Eviter les homicides conjugaux : la Chancellerie invite à un meilleur partage d'informations avec les collectivités
Dans une circulaire relative à la politique pénale en matière de lutte contre les violences conjugales du 23 septembre dernier, publiée ce 5 octobre, le garde des Sceaux invite les procureurs à généraliser la pratique des retours d'expérience mise en place par certains parquets afin "d'identifier collectivement les signaux qui auraient pu conduire à envisager une mesure de protection, d'apprendre à mieux collaborer".
"Dans 70% des homicides conjugaux, aucune plainte, aucun signalement n'était parvenu à l'autorité judiciaire, ni même aux policiers ou aux gendarmes." Dans une circulaire relative à la politique pénale en matière de lutte contre les violences conjugales du 23 septembre dernier, publiée ce 5 octobre, le garde des Sceaux, qui dresse ce constat, invite en conséquence les procureurs à généraliser la pratique des retours d'expérience mise en place par certains parquets afin "d'identifier collectivement les signaux qui auraient pu conduire à envisager une mesure de protection, d'apprendre à mieux collaborer". Un travail d'analyse et de partage d'informations qui, souligne le ministre, doit nécessairement être engagé par "l'ensemble des services qu'il s'agisse de l'État (autorité judiciaire, police, gendarmerie, éducation nationale, préfecture…), des collectivités territoriales (conseil départemental, aide sociale à l'enfance, PMI, mairie) et des autorités de santé (ARS, hôpitaux, médecins de ville…)".
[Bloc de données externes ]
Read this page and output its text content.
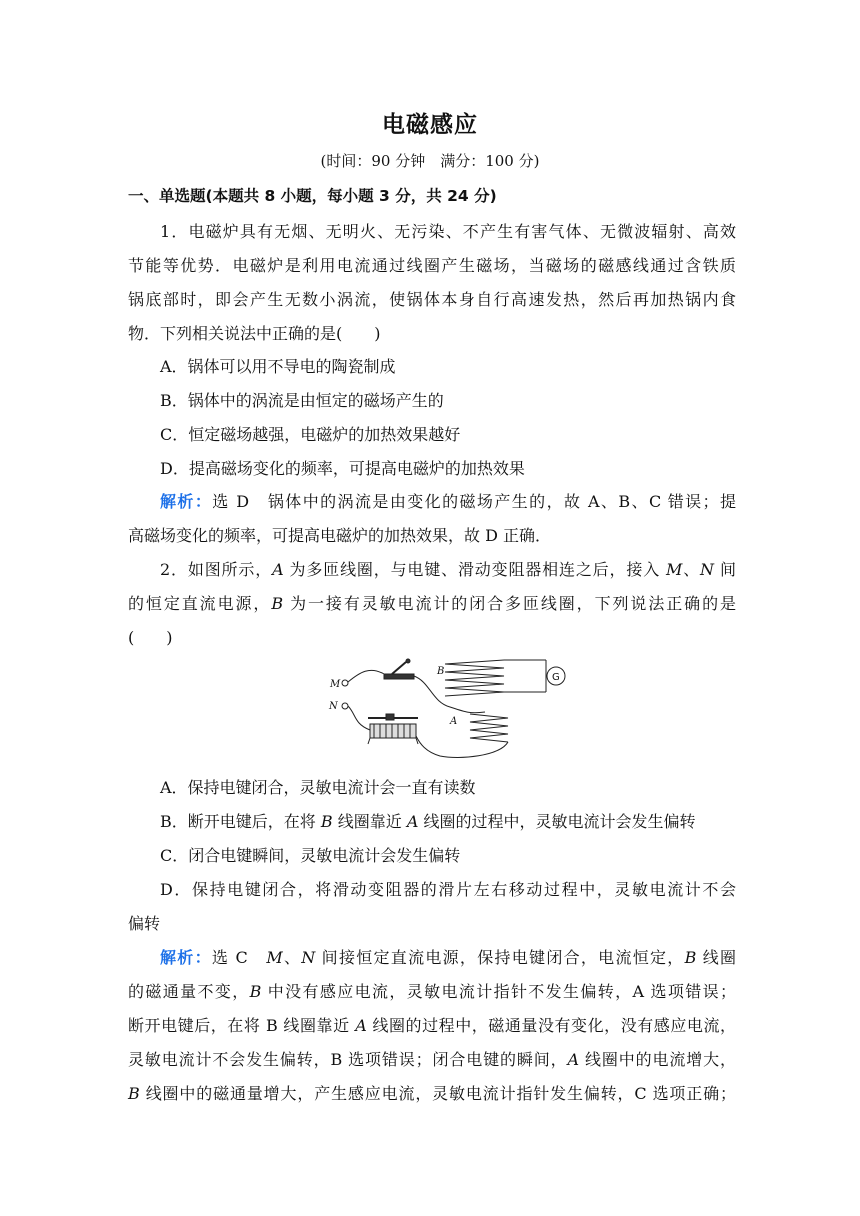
电磁感应
(时间：90 分钟　满分：100 分)
一、单选题(本题共 8 小题，每小题 3 分，共 24 分)
1．电磁炉具有无烟、无明火、无污染、不产生有害气体、无微波辐射、高效
节能等优势．电磁炉是利用电流通过线圈产生磁场，当磁场的磁感线通过含铁质
锅底部时，即会产生无数小涡流，使锅体本身自行高速发热，然后再加热锅内食
物．下列相关说法中正确的是(　　)
A．锅体可以用不导电的陶瓷制成
B．锅体中的涡流是由恒定的磁场产生的
C．恒定磁场越强，电磁炉的加热效果越好
D．提高磁场变化的频率，可提高电磁炉的加热效果
解析：选 D　锅体中的涡流是由变化的磁场产生的，故 A、B、C 错误；提
高磁场变化的频率，可提高电磁炉的加热效果，故 D 正确．
2．如图所示，A 为多匝线圈，与电键、滑动变阻器相连之后，接入 M、N 间
的恒定直流电源，B 为一接有灵敏电流计的闭合多匝线圈，下列说法正确的是
(　　)
M
N
B
A
G
A．保持电键闭合，灵敏电流计会一直有读数
B．断开电键后，在将 B 线圈靠近 A 线圈的过程中，灵敏电流计会发生偏转
C．闭合电键瞬间，灵敏电流计会发生偏转
D．保持电键闭合，将滑动变阻器的滑片左右移动过程中，灵敏电流计不会
偏转
解析：选 C　M、N 间接恒定直流电源，保持电键闭合，电流恒定，B 线圈
的磁通量不变，B 中没有感应电流，灵敏电流计指针不发生偏转，A 选项错误；
断开电键后，在将 B 线圈靠近 A 线圈的过程中，磁通量没有变化，没有感应电流，
灵敏电流计不会发生偏转，B 选项错误；闭合电键的瞬间，A 线圈中的电流增大，
B 线圈中的磁通量增大，产生感应电流，灵敏电流计指针发生偏转，C 选项正确；
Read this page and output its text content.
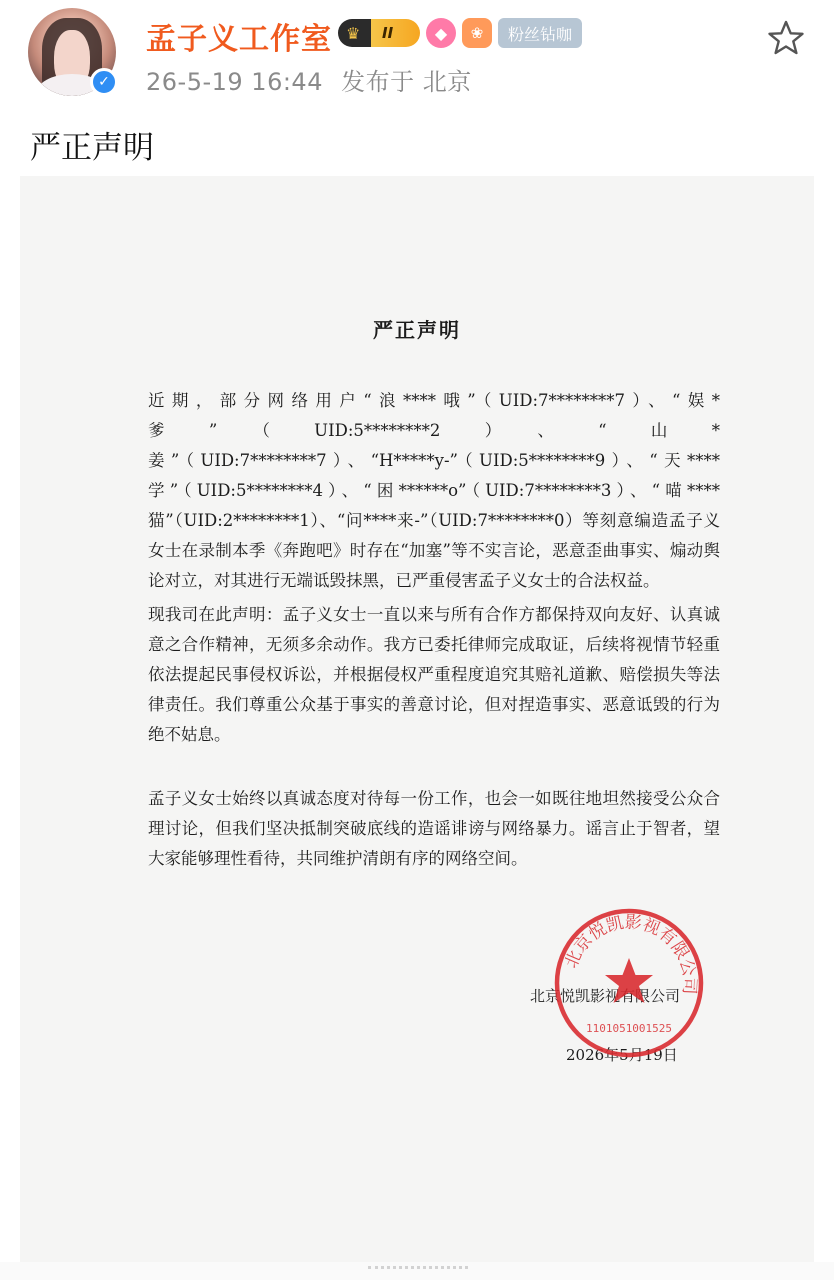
✓
孟子义工作室 ♛	II	◆	❀	粉丝钻咖
26-5-19 16:44 发布于 北京
严正声明
严正声明
近期，部分网络用户“浪****哦”（UID:7********7）、“娱*爹”（UID:5********2）、“山*姜”（UID:7********7）、“H*****y-”（UID:5********9）、“天****学”（UID:5********4）、“困******o”（UID:7********3）、“喵****猫”（UID:2********1）、“问****来-”（UID:7********0）等刻意编造孟子义女士在录制本季《奔跑吧》时存在“加塞”等不实言论，恶意歪曲事实、煽动舆论对立，对其进行无端诋毁抹黑，已严重侵害孟子义女士的合法权益。
现我司在此声明：孟子义女士一直以来与所有合作方都保持双向友好、认真诚意之合作精神，无须多余动作。我方已委托律师完成取证，后续将视情节轻重依法提起民事侵权诉讼，并根据侵权严重程度追究其赔礼道歉、赔偿损失等法律责任。我们尊重公众基于事实的善意讨论，但对捏造事实、恶意诋毁的行为绝不姑息。
孟子义女士始终以真诚态度对待每一份工作，也会一如既往地坦然接受公众合理讨论，但我们坚决抵制突破底线的造谣诽谤与网络暴力。谣言止于智者，望大家能够理性看待，共同维护清朗有序的网络空间。
北京悦凯影视有限公司
2026年5月19日
北京悦凯影视有限公司
1101051001525
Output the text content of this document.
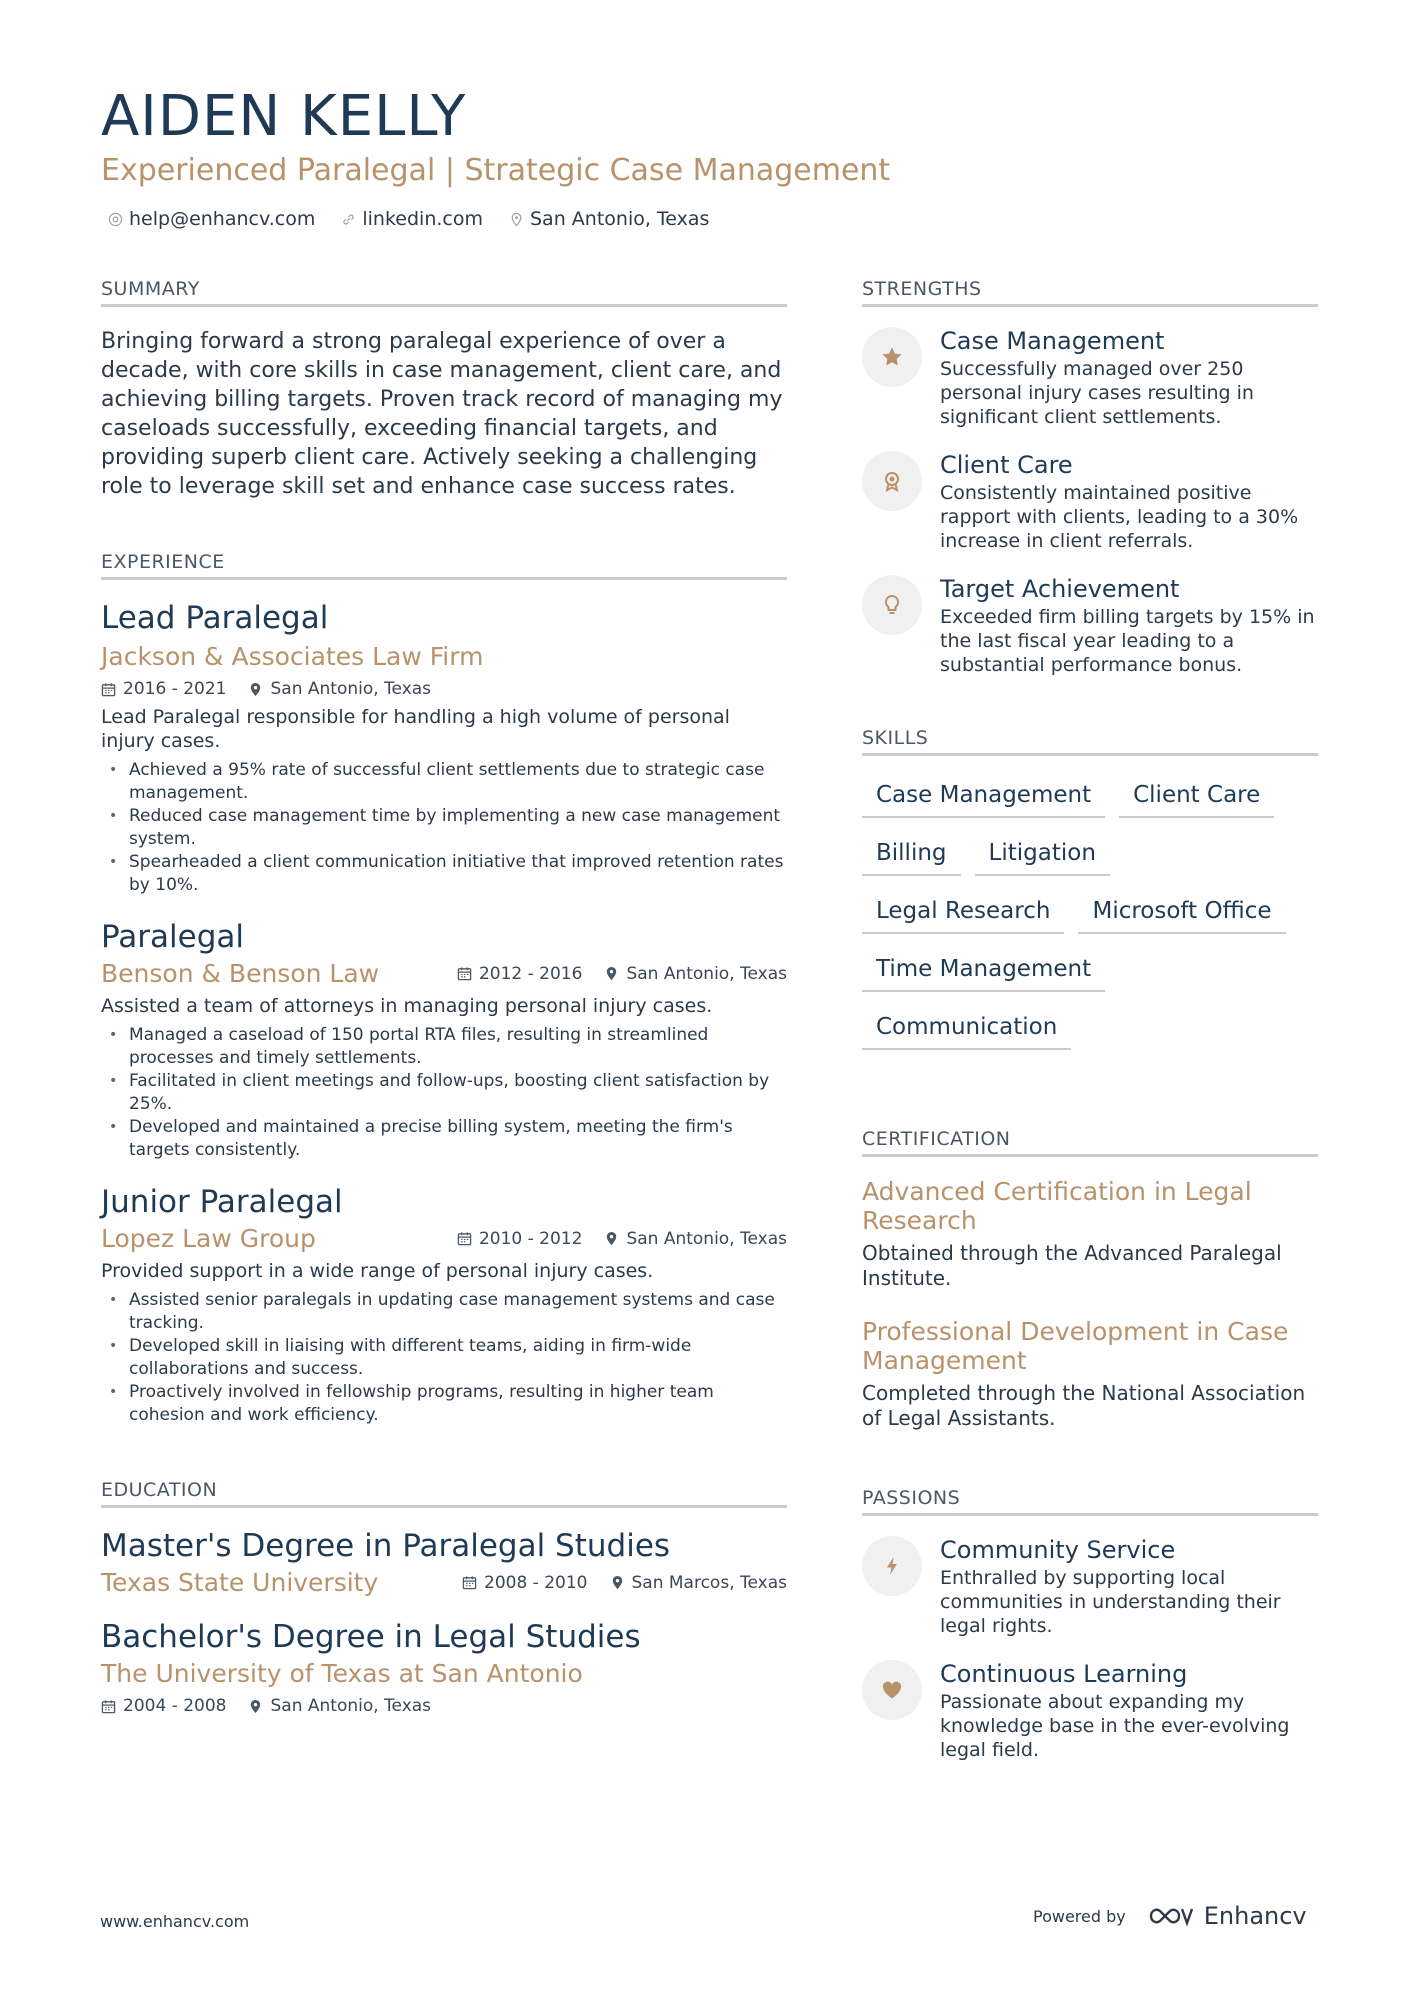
AIDEN KELLY
Experienced Paralegal | Strategic Case Management
help@enhancv.com linkedin.com San Antonio, Texas
SUMMARY
Bringing forward a strong paralegal experience of over a decade, with core skills in case management, client care, and achieving billing targets. Proven track record of managing my caseloads successfully, exceeding financial targets, and providing superb client care. Actively seeking a challenging role to leverage skill set and enhance case success rates.
EXPERIENCE
Lead Paralegal
Jackson & Associates Law Firm
2016 - 2021	San Antonio, Texas
Lead Paralegal responsible for handling a high volume of personal injury cases.
• Achieved a 95% rate of successful client settlements due to strategic case management.
• Reduced case management time by implementing a new case management system.
• Spearheaded a client communication initiative that improved retention rates by 10%.
Paralegal
Benson & Benson Law	2012 - 2016	San Antonio, Texas
Assisted a team of attorneys in managing personal injury cases.
• Managed a caseload of 150 portal RTA files, resulting in streamlined processes and timely settlements.
• Facilitated in client meetings and follow-ups, boosting client satisfaction by 25%.
• Developed and maintained a precise billing system, meeting the firm's targets consistently.
Junior Paralegal
Lopez Law Group	2010 - 2012	San Antonio, Texas
Provided support in a wide range of personal injury cases.
• Assisted senior paralegals in updating case management systems and case tracking.
• Developed skill in liaising with different teams, aiding in firm-wide collaborations and success.
• Proactively involved in fellowship programs, resulting in higher team cohesion and work efficiency.
EDUCATION
Master's Degree in Paralegal Studies
Texas State University	2008 - 2010	San Marcos, Texas
Bachelor's Degree in Legal Studies
The University of Texas at San Antonio
2004 - 2008	San Antonio, Texas
STRENGTHS
Case Management
Successfully managed over 250 personal injury cases resulting in significant client settlements.
Client Care
Consistently maintained positive rapport with clients, leading to a 30% increase in client referrals.
Target Achievement
Exceeded firm billing targets by 15% in the last fiscal year leading to a substantial performance bonus.
SKILLS
Case Management	Client Care
Billing	Litigation
Legal Research	Microsoft Office
Time Management
Communication
CERTIFICATION
Advanced Certification in Legal Research
Obtained through the Advanced Paralegal Institute.
Professional Development in Case Management
Completed through the National Association of Legal Assistants.
PASSIONS
Community Service
Enthralled by supporting local communities in understanding their legal rights.
Continuous Learning
Passionate about expanding my knowledge base in the ever-evolving legal field.
www.enhancv.com	Powered by	Enhancv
Nul doute que les collectivités se prêteront de bonne grâce à l'exercice. Au-delà, notamment, du rôle dévolu aux services sociaux des départements, elles qui ont pris à bras-le-corps ce dossier, comme en témoignent par exemple les engagements de l'Association des maires de France ou de l'Association des maires d'Île-de-France.
Reste qu'une action résolue – déjà entreprise – au sein même des juridictions, sans doute plus aisée à mettre en œuvre, semble prioritaire. Relevons en effet qu'un rapport de l'inspection générale de la Justice d'octobre 2019 – qui a précisément conduit ce travail d'analyse pour 88 dossiers, identifiant plusieurs facteurs récurrents (antécédents de violence, alcoolisme, inactivité, isolement, annonce de la séparation du couple…) – déplorait ainsi "un manque de partage ou le partage tardif" et un "déficit d'exploitation" de ces informations entre magistrats, fruit notamment d'"un cloisonnement trop important entre les différents services judiciaires". Le rapport dénonçait encore une "communication imparfaite" entre les services enquêteurs et les parquets.
Veiller, ici aussi, à l'exécution des peines
Au-delà de cette question particulière des homicides conjugaux, la circulaire insiste sur les différentes procédures à mettre en œuvre pour éviter cette issue tragique. Elle présente ainsi le dispositif du bracelet anti-rapprochement, pour l'heure déployé dans cinq juridictions et dont on apprend qu'il le sera en novembre dans "le plus gros tribunal judiciaire de chaque cour d'appel", pour être in fine opérationnel sur l'ensemble du territoire en fin d'année. Le ministre de la Justice invite également les procureurs à veiller à l'exécution des peines prononcées : "La réitération de violences, parfois fatales, commises par un auteur ayant fait l'objet d'une précédente condamnation qui ne serait pas encore effective ne peut que susciter l'incompréhension de l'action judiciaire", souligne-t-il.
Éric Dupond-Moretti insiste également sur l'amélioration de l'accueil et de la prise en charge des victimes conjugales – "un devoir qui nous oblige" –, prônant la généralisation du dépôt de plainte simplifié à l'hôpital (mis en place à Amiens), la prise en charge dans un lieu d'accueil unique et adapté (protocole Envol de Coutances) ou encore les dispositifs d'aides aux victimes en urgence développés dans plusieurs territoires (Aix-en-Provence, Valenciennes, Hauts-de-Seine).